Don hat im Freien gearbeitet, solange er denken kann. Hat im Wald Holz geschlagen und die schweren Baumstämme mit Pferden zur Straße gezogen. Reitunterricht hat er gegeben, irgendwann organisierte er eine Planwagentour, dann kam die Postkutsche dazu. Sein Großvater war nach dem Ersten Weltkrieg aus Deutschland eingewandert und hatte sich im Westen gleich in eine Frau der Oglala-Sioux verguckt. Der Enkel Don liebt nun seit mehr als 20 Jahren Kristen, die ihren Beruf als Krankenschwester längst gegen ein Leben in der Natur, mit Pferden und Kutschen eingetauscht hat. Ihr Wissen kommt ihr und Don dennoch zugute, denn eine gute Krankenversicherung können sich die beiden nicht leisten.

Das Gespann folgt der historischen Chesaw–Republic-Postkutschenroute, die bis 1912 rund 50 Jahre lang Passagiere, Fracht und Post über das Hochland im Nordosten des Bundesstaates Washington zu den einsamen Bergarbeitersiedlungen beförderte. Heute wie damals eine staubige Angelegenheit. In den weiten Wäldern des Okanogan-Nationalforstes sind asphaltierte Straßen selten. Dafür hat die kleine Gesellschaft wenigstens keine Indianerüberfälle zu erwarten, wie in John Fords „Stagecoach“ („Höllenfahrt nach Santa Fé“), in dem eine stilechte Postkutsche, auch aus der Werkstatt von Abbot & Downing, die Hauptrolle spielte und John Wayne als Gesetzloser Ringo Kid der Durchbruch zum Hollywoodstar gelang. Trotz grober historischer Schnitzer gilt der 1939 gedrehte Streifen noch immer als einer der besten Westernfilme aller Zeiten.

Die Postkutschen der legendären Butterfield Overland Mail Company, die vor mehr als 160 Jahren St. Louis in Missouri mit San Francisco an der kalifornischen Pazifikküste verbanden, benötigten für die mehr als 5000 Kilometer lange, strapaziöse Reise etwa dreieinhalb Wochen. Am Ziel stiegen die Passagiere wie gerädert aus ihrem Gefährt.

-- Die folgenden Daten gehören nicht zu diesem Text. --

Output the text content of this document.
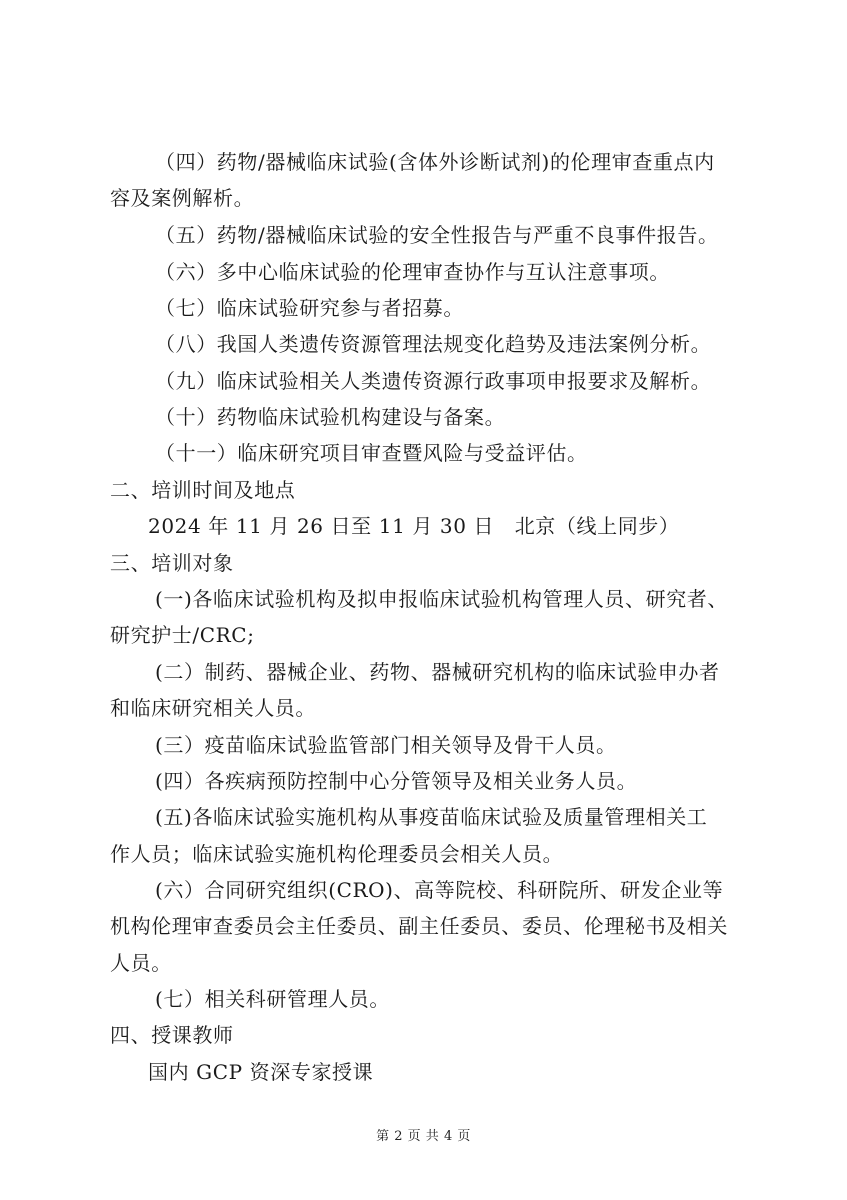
（四）药物/器械临床试验(含体外诊断试剂)的伦理审查重点内
容及案例解析。
（五）药物/器械临床试验的安全性报告与严重不良事件报告。
（六）多中心临床试验的伦理审查协作与互认注意事项。
（七）临床试验研究参与者招募。
（八）我国人类遗传资源管理法规变化趋势及违法案例分析。
（九）临床试验相关人类遗传资源行政事项申报要求及解析。
（十）药物临床试验机构建设与备案。
（十一）临床研究项目审查暨风险与受益评估。
二、培训时间及地点
2024 年 11 月 26 日至 11 月 30 日　北京（线上同步）
三、培训对象
(一)各临床试验机构及拟申报临床试验机构管理人员、研究者、
研究护士/CRC;
(二）制药、器械企业、药物、器械研究机构的临床试验申办者
和临床研究相关人员。
(三）疫苗临床试验监管部门相关领导及骨干人员。
(四）各疾病预防控制中心分管领导及相关业务人员。
(五)各临床试验实施机构从事疫苗临床试验及质量管理相关工
作人员；临床试验实施机构伦理委员会相关人员。
(六）合同研究组织(CRO)、高等院校、科研院所、研发企业等
机构伦理审查委员会主任委员、副主任委员、委员、伦理秘书及相关
人员。
(七）相关科研管理人员。
四、授课教师
国内 GCP 资深专家授课
第 2 页 共 4 页
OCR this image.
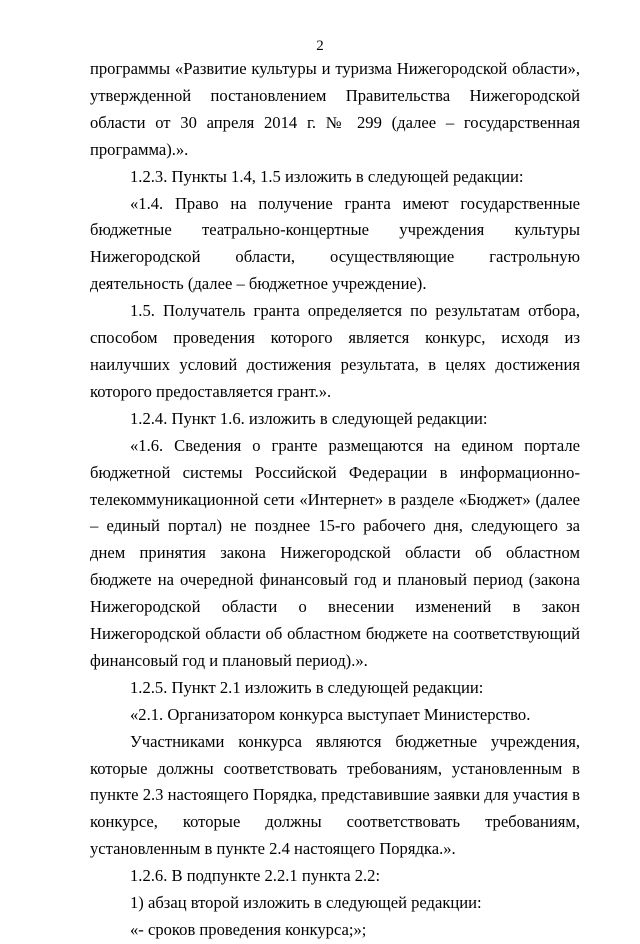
2

программы «Развитие культуры и туризма Нижегородской области», утвержденной постановлением Правительства Нижегородской области от 30 апреля 2014 г. № 299 (далее – государственная программа).».

1.2.3. Пункты 1.4, 1.5 изложить в следующей редакции:

«1.4. Право на получение гранта имеют государственные бюджетные театрально-концертные учреждения культуры Нижегородской области, осуществляющие гастрольную деятельность (далее – бюджетное учреждение).

1.5. Получатель гранта определяется по результатам отбора, способом проведения которого является конкурс, исходя из наилучших условий достижения результата, в целях достижения которого предоставляется грант.».

1.2.4. Пункт 1.6. изложить в следующей редакции:

«1.6. Сведения о гранте размещаются на едином портале бюджетной системы Российской Федерации в информационно-телекоммуникационной сети «Интернет» в разделе «Бюджет» (далее – единый портал) не позднее 15-го рабочего дня, следующего за днем принятия закона Нижегородской области об областном бюджете на очередной финансовый год и плановый период (закона Нижегородской области о внесении изменений в закон Нижегородской области об областном бюджете на соответствующий финансовый год и плановый период).».

1.2.5. Пункт 2.1 изложить в следующей редакции:

«2.1. Организатором конкурса выступает Министерство.

Участниками конкурса являются бюджетные учреждения, которые должны соответствовать требованиям, установленным в пункте 2.3 настоящего Порядка, представившие заявки для участия в конкурсе, которые должны соответствовать требованиям, установленным в пункте 2.4 настоящего Порядка.».

1.2.6. В подпункте 2.2.1 пункта 2.2:

1) абзац второй изложить в следующей редакции:

«- сроков проведения конкурса;»;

Als die erste Eisenbahnstrecke 1869 den nordamerikanischen Kontinent durchquerte, hatten Postkutschen für den Langstreckentransport ausgedient und beschränkten sich auf regionale Zubringerdienste.

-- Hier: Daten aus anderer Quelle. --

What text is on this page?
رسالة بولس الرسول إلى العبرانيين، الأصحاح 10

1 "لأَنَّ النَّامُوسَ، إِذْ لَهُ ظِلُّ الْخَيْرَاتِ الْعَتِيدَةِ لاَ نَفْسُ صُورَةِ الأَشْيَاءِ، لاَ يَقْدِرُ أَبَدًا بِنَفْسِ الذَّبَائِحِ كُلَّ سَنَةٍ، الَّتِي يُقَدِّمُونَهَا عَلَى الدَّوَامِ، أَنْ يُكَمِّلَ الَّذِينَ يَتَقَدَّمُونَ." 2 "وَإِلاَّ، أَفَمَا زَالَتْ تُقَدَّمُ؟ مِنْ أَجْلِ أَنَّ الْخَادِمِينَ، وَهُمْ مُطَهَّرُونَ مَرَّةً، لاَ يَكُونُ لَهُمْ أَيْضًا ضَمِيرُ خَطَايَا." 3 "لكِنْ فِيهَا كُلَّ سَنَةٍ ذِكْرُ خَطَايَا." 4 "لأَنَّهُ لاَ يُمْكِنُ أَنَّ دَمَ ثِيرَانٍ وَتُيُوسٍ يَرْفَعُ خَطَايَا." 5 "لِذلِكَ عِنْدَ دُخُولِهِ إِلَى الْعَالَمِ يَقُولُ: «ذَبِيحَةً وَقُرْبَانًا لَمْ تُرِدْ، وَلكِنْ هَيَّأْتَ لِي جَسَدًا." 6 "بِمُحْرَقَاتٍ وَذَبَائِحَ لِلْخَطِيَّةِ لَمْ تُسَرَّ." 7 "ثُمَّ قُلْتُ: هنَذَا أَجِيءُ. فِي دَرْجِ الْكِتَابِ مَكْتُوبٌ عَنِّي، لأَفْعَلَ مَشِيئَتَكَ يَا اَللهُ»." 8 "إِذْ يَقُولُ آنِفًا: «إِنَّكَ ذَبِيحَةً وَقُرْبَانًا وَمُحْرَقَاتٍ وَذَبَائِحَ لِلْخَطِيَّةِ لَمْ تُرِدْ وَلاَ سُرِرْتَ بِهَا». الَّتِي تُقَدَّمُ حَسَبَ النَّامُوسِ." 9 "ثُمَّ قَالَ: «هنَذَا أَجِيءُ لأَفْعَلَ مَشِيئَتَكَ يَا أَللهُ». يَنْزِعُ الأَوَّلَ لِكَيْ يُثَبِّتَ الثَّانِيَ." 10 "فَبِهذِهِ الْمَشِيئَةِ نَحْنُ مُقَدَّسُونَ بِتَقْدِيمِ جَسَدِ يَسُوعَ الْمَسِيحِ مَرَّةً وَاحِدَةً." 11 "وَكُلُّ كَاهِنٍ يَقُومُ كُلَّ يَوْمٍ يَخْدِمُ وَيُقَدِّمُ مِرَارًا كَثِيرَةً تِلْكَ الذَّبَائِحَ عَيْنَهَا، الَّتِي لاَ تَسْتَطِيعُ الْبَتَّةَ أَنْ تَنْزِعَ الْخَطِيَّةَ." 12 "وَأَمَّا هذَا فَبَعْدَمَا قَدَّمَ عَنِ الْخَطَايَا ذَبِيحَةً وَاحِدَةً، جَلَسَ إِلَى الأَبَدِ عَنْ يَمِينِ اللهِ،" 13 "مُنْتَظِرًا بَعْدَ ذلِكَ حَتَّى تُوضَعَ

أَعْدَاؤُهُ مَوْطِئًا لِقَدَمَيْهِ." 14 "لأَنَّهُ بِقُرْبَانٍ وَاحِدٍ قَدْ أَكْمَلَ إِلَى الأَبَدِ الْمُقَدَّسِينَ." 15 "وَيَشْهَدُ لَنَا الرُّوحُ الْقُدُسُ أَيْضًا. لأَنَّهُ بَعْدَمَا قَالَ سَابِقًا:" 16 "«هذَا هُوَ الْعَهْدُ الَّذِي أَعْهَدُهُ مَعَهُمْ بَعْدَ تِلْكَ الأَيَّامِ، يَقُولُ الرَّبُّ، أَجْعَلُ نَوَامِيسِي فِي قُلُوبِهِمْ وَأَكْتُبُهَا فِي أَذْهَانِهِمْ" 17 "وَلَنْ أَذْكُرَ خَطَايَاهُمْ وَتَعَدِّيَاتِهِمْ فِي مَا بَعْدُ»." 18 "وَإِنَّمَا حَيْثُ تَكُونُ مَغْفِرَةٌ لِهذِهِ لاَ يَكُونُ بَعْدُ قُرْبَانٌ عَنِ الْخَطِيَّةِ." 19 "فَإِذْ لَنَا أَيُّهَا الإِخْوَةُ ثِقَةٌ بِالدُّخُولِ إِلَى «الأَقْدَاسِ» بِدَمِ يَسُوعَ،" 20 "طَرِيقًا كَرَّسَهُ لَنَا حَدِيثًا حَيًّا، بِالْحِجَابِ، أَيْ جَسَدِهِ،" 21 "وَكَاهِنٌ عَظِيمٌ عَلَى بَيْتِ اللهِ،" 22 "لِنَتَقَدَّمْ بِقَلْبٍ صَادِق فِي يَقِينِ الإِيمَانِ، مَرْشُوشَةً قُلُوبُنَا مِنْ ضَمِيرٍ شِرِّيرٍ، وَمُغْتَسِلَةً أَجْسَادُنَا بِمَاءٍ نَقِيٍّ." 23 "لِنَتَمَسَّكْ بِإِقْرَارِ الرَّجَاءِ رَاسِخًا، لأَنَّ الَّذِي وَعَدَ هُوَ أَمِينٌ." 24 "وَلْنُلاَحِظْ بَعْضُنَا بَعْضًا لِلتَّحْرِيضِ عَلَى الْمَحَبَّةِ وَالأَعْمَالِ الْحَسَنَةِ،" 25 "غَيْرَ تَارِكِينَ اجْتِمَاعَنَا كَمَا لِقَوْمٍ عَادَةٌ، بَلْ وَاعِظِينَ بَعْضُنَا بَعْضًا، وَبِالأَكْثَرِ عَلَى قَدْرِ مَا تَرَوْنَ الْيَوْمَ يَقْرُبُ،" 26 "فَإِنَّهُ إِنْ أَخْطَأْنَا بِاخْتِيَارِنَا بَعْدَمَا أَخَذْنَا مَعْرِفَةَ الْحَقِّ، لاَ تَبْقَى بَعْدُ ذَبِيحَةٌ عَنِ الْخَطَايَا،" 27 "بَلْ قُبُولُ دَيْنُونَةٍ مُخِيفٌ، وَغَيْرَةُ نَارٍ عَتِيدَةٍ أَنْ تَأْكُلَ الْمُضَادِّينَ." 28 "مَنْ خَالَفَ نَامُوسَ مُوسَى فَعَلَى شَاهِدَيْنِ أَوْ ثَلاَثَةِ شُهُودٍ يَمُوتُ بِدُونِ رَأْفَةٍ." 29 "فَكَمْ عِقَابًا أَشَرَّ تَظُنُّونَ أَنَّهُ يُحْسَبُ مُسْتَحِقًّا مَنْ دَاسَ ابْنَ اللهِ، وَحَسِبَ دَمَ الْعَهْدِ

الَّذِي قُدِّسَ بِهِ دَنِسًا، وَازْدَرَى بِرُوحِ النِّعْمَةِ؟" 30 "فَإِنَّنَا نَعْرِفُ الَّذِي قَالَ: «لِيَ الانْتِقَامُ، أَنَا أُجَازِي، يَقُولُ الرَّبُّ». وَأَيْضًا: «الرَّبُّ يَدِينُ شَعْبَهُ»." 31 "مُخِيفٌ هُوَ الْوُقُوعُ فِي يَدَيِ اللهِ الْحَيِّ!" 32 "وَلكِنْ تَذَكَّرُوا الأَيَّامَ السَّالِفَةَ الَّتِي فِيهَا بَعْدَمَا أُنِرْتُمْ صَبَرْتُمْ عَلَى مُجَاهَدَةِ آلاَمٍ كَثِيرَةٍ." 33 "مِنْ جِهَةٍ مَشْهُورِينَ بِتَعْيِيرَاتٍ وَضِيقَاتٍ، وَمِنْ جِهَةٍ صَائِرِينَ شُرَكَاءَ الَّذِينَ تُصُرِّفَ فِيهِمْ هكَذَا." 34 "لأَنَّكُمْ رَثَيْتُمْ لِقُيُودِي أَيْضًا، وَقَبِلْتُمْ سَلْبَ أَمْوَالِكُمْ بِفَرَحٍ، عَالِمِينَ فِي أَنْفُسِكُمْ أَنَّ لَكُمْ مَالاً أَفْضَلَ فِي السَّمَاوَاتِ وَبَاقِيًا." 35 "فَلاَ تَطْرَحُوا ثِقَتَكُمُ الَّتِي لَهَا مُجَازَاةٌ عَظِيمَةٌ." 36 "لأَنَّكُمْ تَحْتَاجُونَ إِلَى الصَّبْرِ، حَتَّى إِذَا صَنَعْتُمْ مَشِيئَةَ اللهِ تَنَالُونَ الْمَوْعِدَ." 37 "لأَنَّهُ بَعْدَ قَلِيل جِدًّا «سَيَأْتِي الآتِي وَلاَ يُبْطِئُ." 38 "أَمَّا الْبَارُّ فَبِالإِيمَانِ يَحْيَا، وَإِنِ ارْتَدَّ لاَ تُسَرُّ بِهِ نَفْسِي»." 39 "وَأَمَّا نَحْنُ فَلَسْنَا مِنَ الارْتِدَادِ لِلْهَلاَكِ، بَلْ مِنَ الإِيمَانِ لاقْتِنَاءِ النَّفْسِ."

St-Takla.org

Das heutige Tagesziel ist die noch einige Meilen entfernte, einsam gelegene Diamond Belle Ranch, eine rustikale Unterkunft am Südufer des Walker-Sees. Die Zugpferde der Kutsche, eine Kreuzung von kräftigen Belgiern mit vielseitigen Morgan-Pferden, verfallen in einen gemütlichen Trott. Langsam ziehen Espen, Birken und Cottonwood Trees, eine Pappelart, vorbei. In der Ferne ist der 2215 Meter hohe Mount Bonaparte gut zu erkennen. Die Spur einer Wildkatze kreuzt den sandigen Weg durch den dunkleren, von Fichten, Kiefern und der Lärchenart Tamarack bewachsenen Wald. „Das war ein Berglöwe, ein Puma. Es muss ein junger gewesen sein, man sieht keine Krallen am Fußabdruck. Die sind wie Gespenster, tauchen auf und verschwinden, zu sehen sind sie selten“, weiß Elija. Er begleitet die Kutsche mit dem Pferd. Eigentlich studiert er in Walla Walla, im Süden des Bundesstaates Washington. Aber sobald es seine Zeit erlaubt, schwingt er sich in den Sattel. Ein Pferdeverrückter.

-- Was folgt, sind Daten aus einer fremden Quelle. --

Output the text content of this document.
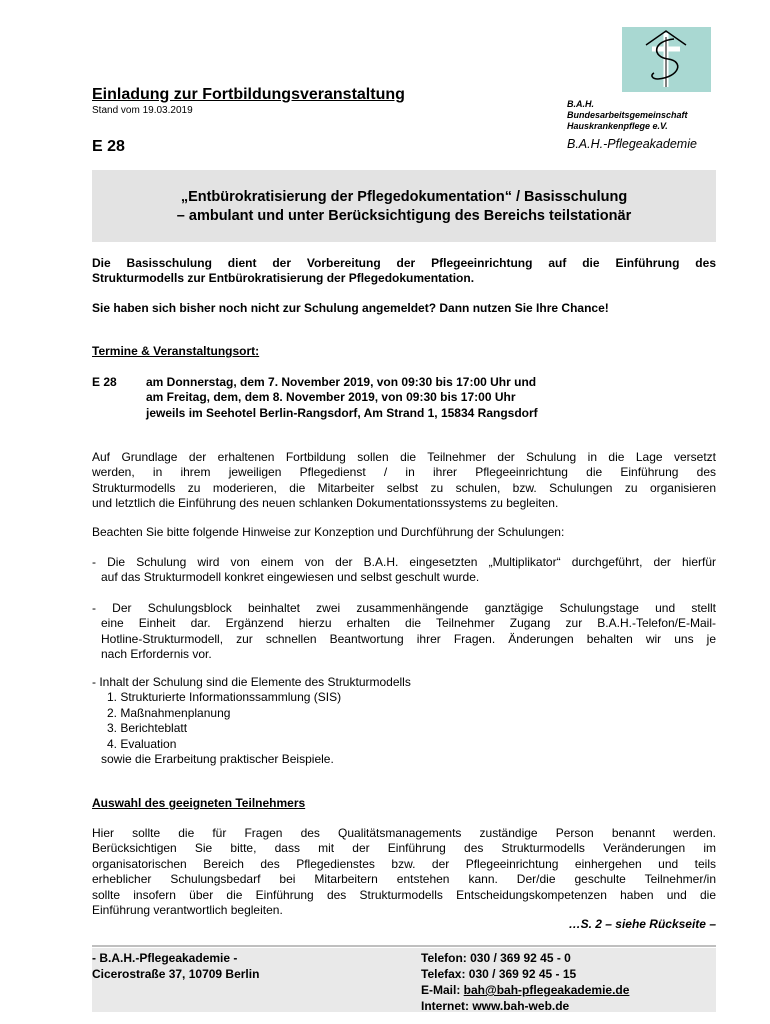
Einladung zur Fortbildungsveranstaltung
Stand vom 19.03.2019
E 28
B.A.H.
Bundesarbeitsgemeinschaft
Hauskrankenpflege e.V.
B.A.H.-Pflegeakademie
„Entbürokratisierung der Pflegedokumentation“ / Basisschulung
– ambulant und unter Berücksichtigung des Bereichs teilstationär
Die Basisschulung dient der Vorbereitung der Pflegeeinrichtung auf die Einführung des
Strukturmodells zur Entbürokratisierung der Pflegedokumentation.
Sie haben sich bisher noch nicht zur Schulung angemeldet? Dann nutzen Sie Ihre Chance!
Termine & Veranstaltungsort:
E 28	am Donnerstag, dem 7. November 2019, von 09:30 bis 17:00 Uhr und
am Freitag, dem, dem 8. November 2019, von 09:30 bis 17:00 Uhr
jeweils im Seehotel Berlin-Rangsdorf, Am Strand 1, 15834 Rangsdorf
Auf Grundlage der erhaltenen Fortbildung sollen die Teilnehmer der Schulung in die Lage versetzt
werden, in ihrem jeweiligen Pflegedienst / in ihrer Pflegeeinrichtung die Einführung des
Strukturmodells zu moderieren, die Mitarbeiter selbst zu schulen, bzw. Schulungen zu organisieren
und letztlich die Einführung des neuen schlanken Dokumentationssystems zu begleiten.
Beachten Sie bitte folgende Hinweise zur Konzeption und Durchführung der Schulungen:
- Die Schulung wird von einem von der B.A.H. eingesetzten „Multiplikator“ durchgeführt, der hierfür
auf das Strukturmodell konkret eingewiesen und selbst geschult wurde.
- Der Schulungsblock beinhaltet zwei zusammenhängende ganztägige Schulungstage und stellt
eine Einheit dar. Ergänzend hierzu erhalten die Teilnehmer Zugang zur B.A.H.-Telefon/E-Mail-
Hotline-Strukturmodell, zur schnellen Beantwortung ihrer Fragen. Änderungen behalten wir uns je
nach Erfordernis vor.
- Inhalt der Schulung sind die Elemente des Strukturmodells
1. Strukturierte Informationssammlung (SIS)
2. Maßnahmenplanung
3. Berichteblatt
4. Evaluation
sowie die Erarbeitung praktischer Beispiele.
Auswahl des geeigneten Teilnehmers
Hier sollte die für Fragen des Qualitätsmanagements zuständige Person benannt werden.
Berücksichtigen Sie bitte, dass mit der Einführung des Strukturmodells Veränderungen im
organisatorischen Bereich des Pflegedienstes bzw. der Pflegeeinrichtung einhergehen und teils
erheblicher Schulungsbedarf bei Mitarbeitern entstehen kann. Der/die geschulte Teilnehmer/in
sollte insofern über die Einführung des Strukturmodells Entscheidungskompetenzen haben und die
Einführung verantwortlich begleiten.
…S. 2 – siehe Rückseite –
- B.A.H.-Pflegeakademie -
Cicerostraße 37, 10709 Berlin
Telefon: 030 / 369 92 45 - 0
Telefax: 030 / 369 92 45 - 15
E-Mail: bah@bah-pflegeakademie.de
Internet: www.bah-web.de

Elija verrät den Gästen auch, wo seine eigentliche Leidenschaft liegt: Bullenreiten. Bei diesem gefährlichen Hobby riskiert er in vielen Rodeos im amerikanischen Westen seine Knochen. Wie aufs Stichwort sind plötzlich lautes Muhen und anfeuerndes „Ho!“ und „He!“ im Wald zu hören. Braune und schwarz- weiß gescheckte Rinder brechen durch das Unterholz, versuchen, von johlenden Cowboys angefeuert, sich an der Kutsche vorbeizudrängen. Die geduldigen Zugpferde werden unruhig, Staub, Rinder, Reiter, eine unübersichtliche Situation. Endlich hat sich das Vieh vorbei gedrängelt, die Situation beruhigt sich. Kurz vor der Jagdsaison lassen die Rancher ihre im Nationalforst frei laufenden Rinder auf die Weiden der Ranch treiben. Wenn das Jagdfieber ausgebrochen ist, will kein Viehbesitzer seine Tiere noch in freier Wildbahn haben.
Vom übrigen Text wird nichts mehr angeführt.